Woman Released on Parole Seeks Exoneration in Child Sex Assault
Anna Vasquez, one of four San Antonio women seeking to clear their names of a 1998 sexual assault conviction, will be released on parole Friday after spending 12 years in prison.
The parole comes just as advocates and both defense and prosecution lawyers are revisiting Vasquez's original conviction. Advocates for the four women say that they are innocent of the sexual assault, and that their convictions were based on false testimony and questionable medical evidence. Prosecutors in Bexar County have said they are conducting an independent investigation into the convictions.
In 1994, Vasquez — along with Cassandra Rivera, Kristie Mayhugh and Elizabeth Ramirez — was accused of molesting Ramirez’s two nieces, age 7 and 9. Ramirez, convicted in a separate trial as the ring leader in the assault, was sentenced to 37.5 years. The other three women were each sentenced to 15 years. Prosecutors in Bexar County repeatedly referenced the women's homosexuality during the trial and told jurors that the girls were held by their wrists and ankles and repeatedly raped with various objects.
Since 2006, when a Canadian professor named Darrell Otto began researching the case and set up a website to publicize it, advocates for the women have urged lawyers to take the case, arguing that the two girls were not molested and that the testimony of a doctor who examined them was questionable. In 2010, the San Antonio Express-News published an in-depth report that raised questions about the convictions. The case was reopened and attorneys at the Innocence Project of Texas have agreed to represent the women.
In August, one of the girls who had accused the women recanted her story. Prosecutors at the Bexar County District Attorney’s office, which secured the convictions, said they are re-examining the evidence.
"We're conducting our own independent investigation,” said appellate chief Rico Valdez. “We're in the process of trying to contact all of the original witnesses, to see what's really going on."
Dr. Nancy Kellogg, the expert who examined the girls and testified against the women, has refused to comment.
"It just so happened that Anna was going through this parole review when this all came into play,” said her cousin, Rose Vasquez. For years, Anna Vasquez was denied parole, because she maintained her claims of innocence and would frequently skip classes for sex offenders at the Hobby Unit, where she was housed.

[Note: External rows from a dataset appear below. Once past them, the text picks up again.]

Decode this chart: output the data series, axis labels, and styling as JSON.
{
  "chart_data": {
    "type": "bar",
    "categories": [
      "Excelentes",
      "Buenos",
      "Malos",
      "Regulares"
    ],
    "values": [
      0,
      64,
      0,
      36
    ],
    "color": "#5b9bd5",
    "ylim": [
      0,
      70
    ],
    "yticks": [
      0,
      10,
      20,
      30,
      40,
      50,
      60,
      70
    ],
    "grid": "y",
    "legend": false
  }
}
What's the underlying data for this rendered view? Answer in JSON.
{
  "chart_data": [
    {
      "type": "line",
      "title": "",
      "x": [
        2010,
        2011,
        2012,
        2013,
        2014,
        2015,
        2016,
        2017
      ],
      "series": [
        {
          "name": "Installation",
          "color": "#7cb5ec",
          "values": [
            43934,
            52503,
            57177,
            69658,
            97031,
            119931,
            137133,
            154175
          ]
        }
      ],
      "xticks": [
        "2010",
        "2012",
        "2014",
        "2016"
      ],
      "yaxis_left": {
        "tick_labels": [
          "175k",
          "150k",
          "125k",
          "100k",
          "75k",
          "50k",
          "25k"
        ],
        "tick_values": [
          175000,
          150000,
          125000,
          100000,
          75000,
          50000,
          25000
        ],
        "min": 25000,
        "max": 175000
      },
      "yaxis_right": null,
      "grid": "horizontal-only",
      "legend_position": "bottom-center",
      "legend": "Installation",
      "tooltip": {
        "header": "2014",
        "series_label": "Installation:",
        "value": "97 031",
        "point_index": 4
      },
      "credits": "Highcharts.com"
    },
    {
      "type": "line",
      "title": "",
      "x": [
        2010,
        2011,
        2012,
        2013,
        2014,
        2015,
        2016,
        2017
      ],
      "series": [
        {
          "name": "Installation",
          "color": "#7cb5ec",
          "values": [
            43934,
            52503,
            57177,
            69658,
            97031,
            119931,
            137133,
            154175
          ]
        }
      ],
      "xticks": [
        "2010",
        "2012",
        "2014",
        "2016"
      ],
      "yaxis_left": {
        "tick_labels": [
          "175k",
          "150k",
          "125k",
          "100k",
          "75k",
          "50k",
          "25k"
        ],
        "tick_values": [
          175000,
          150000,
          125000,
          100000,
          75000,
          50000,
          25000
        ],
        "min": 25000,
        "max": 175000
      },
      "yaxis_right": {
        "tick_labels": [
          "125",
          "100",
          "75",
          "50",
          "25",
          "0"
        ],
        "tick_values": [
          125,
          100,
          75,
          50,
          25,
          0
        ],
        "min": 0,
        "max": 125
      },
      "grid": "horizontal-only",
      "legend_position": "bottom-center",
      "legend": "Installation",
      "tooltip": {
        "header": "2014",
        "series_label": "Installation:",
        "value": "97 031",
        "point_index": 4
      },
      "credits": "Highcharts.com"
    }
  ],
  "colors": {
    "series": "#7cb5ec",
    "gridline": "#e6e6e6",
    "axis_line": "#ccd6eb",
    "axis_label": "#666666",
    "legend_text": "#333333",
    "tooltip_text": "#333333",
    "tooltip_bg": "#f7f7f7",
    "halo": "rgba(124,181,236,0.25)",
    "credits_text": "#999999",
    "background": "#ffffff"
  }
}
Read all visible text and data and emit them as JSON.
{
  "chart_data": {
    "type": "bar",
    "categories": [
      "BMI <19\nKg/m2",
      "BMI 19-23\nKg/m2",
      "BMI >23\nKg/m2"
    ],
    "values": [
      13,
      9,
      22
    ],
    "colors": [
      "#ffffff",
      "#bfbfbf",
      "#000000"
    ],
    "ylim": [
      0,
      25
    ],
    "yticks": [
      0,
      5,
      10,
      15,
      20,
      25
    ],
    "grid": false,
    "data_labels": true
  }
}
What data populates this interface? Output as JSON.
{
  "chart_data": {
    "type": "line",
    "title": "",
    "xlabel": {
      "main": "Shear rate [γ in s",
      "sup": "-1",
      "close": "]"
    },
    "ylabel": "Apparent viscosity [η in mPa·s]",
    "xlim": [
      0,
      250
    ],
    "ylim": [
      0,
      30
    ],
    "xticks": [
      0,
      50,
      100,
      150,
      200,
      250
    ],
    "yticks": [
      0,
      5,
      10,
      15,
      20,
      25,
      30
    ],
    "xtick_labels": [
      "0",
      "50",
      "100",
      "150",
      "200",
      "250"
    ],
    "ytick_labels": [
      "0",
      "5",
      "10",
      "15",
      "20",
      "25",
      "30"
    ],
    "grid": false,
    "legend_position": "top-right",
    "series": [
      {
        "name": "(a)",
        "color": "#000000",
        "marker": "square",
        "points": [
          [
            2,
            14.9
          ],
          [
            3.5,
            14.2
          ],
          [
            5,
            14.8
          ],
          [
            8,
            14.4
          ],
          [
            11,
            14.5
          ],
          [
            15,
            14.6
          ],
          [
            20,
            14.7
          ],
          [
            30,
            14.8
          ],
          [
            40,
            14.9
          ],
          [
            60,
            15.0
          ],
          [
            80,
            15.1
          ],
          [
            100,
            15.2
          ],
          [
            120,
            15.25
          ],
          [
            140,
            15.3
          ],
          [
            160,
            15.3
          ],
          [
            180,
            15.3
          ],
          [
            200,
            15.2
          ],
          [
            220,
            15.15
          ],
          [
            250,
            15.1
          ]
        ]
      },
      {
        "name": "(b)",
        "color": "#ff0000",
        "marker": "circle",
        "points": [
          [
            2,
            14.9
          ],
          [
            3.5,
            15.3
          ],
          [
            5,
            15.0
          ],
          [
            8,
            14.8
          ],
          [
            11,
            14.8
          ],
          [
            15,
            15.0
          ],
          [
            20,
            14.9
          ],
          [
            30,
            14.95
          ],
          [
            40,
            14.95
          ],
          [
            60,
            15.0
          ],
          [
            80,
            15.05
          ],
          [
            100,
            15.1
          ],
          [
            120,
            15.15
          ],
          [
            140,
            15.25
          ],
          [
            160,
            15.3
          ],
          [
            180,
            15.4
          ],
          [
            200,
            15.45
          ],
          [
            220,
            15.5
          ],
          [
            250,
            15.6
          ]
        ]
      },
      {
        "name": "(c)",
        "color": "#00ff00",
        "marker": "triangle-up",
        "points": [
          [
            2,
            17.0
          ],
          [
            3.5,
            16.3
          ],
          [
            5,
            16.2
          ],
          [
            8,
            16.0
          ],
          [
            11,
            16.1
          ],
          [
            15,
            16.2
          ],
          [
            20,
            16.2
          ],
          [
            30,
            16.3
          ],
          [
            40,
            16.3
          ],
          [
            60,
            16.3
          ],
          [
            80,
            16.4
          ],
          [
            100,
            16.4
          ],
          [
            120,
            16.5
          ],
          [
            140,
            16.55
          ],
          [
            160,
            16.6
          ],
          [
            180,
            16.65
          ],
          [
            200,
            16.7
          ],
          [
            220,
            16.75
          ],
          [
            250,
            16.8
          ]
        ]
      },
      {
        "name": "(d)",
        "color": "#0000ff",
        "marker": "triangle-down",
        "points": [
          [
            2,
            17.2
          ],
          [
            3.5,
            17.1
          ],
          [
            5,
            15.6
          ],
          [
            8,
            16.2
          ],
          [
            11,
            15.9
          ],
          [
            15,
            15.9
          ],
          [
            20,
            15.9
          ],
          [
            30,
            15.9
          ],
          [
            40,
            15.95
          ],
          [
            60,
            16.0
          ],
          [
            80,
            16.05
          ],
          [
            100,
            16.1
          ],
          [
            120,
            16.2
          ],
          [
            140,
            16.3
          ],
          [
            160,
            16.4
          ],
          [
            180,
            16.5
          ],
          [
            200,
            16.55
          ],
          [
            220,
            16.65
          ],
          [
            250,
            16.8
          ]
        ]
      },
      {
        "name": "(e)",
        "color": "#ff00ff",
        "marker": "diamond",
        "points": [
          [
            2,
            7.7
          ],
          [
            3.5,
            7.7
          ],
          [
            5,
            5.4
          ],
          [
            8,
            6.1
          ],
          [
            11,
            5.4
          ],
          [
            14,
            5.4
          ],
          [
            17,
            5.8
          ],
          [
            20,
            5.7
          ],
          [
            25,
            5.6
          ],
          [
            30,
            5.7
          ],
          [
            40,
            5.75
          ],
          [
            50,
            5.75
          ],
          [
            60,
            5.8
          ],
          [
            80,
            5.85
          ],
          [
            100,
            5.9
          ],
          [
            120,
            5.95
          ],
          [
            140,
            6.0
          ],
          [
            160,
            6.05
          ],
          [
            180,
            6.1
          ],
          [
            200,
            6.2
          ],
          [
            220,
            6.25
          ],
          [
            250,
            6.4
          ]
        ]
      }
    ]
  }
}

“She had been very cooperative,” said Mike Ware, an attorney with the Innocence Project of Texas who represents all four women. “But when it came down to standing in front of the class talking about the offense, she just couldn't do it.”
Ware knew that several of the women had passed polygraph exams before they were convicted. He could only afford testing for one of the women, and he selected Ramirez, because she was the alleged ringleader.
Vasquez was also at the Hobby Unit at the time of the polygraph, and the examiner agreed to interview both women. Ware said the positive results of the exam were likely a factor in the parole decision of the Board of Pardons and Paroles.
Once she is released, Vasquez will have to register as a sex offender for up to two years. Though parolees often have trouble finding work, Rose Vasquez said that her cousin learned to work with leather while in prison and may try to set up a business selling leather products.
Elizabeth Ramirez, who will be in prison until 2034, said she hoped that Vasquez’s parole would help in the effort to exonerate all four women.
"We're hoping that her being out, being able to be the voice for the girls, will be able to move the case along," Rose Vasquez said. "They're still trying to fight for their innocence."
Ware said Vasquez's parole was a symbolic step forward.
"It's a far thing from an exoneration, and exonerations for all four women is our objective,” Ware said.